Analysis: A boiling pot waiting to explode

The IDF assesses that Hamas is not interested in a major conflict; its main concern is the stability of its rule in Gaza.

A member of the Kassam Brigades (photo credit: REUTERS/Ismail Zaydah)
A member of the Kassam Brigades
(photo credit: REUTERS/Ismail Zaydah)
Fifteen-to-20 percent.
That is the increase in amount of weaponry the IDF believes has been smuggled into the Gaza Strip in 2011 in comparison to the previous year as a result of the revolutions in Egypt and Libya.
A wide variety of weapons is involved, but the concern is primarily about two types – sophisticated, Russian-made antitank missiles, such as the laser-guided Kornet, and shoulder-to-air missiles, like those that have gone missing from Libyan warehouses.

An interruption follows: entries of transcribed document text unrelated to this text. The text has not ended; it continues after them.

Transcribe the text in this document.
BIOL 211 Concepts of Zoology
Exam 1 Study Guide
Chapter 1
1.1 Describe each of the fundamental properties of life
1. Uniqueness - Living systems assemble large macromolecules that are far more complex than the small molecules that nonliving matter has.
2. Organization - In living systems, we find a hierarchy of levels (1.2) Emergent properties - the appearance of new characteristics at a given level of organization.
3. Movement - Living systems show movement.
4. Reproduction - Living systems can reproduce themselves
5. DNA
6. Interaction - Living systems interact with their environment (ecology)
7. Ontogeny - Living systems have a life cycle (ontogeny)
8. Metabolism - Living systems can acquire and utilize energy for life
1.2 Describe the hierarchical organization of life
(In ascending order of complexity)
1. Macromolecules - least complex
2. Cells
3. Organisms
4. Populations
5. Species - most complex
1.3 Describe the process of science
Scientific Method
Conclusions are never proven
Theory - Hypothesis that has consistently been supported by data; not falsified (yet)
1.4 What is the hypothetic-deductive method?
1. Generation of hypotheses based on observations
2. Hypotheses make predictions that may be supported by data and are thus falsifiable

The other main concern for the IDF is that a soldier will be abducted. Now that the Schalit deal has been completed, the army believes there is increased motivation within Gaza to abduct another soldier, and that tunnels are being dug into Israel to that end.
This is the situation on the Gaza front three years after Operation Cast Lead – there is an increase in weaponry and a new threat from anti-tank missiles, but at the same time, the Southern Command believes Hamas and Islamic Jihad are not interested in a large-scale conflict, at least for the time being.
In general, the IDF sums up the past year along the Gaza border as a success. It says 100 Palestinians were killed over the past year in military operations and that nine were civilians.
This is nearly a 1:10 civilian-to-combatant ratio that is unprecedented in any other conflict in the world.
The United Nations, for example, estimates an average three-to-one ratio of civilian-to-combatant deaths in conflicts worldwide. That is three civilians for every combatant killed. Over the past year in Gaza, it has been one civilian for almost every 10 combatants killed.
The IDF continues to maintain a high-level of alert along the border and to train its troops to know what to do in the event they are attacked and one of them is abducted. Shooting at the getaway car even at the risk of hitting their comrade is expected, senior officers explain.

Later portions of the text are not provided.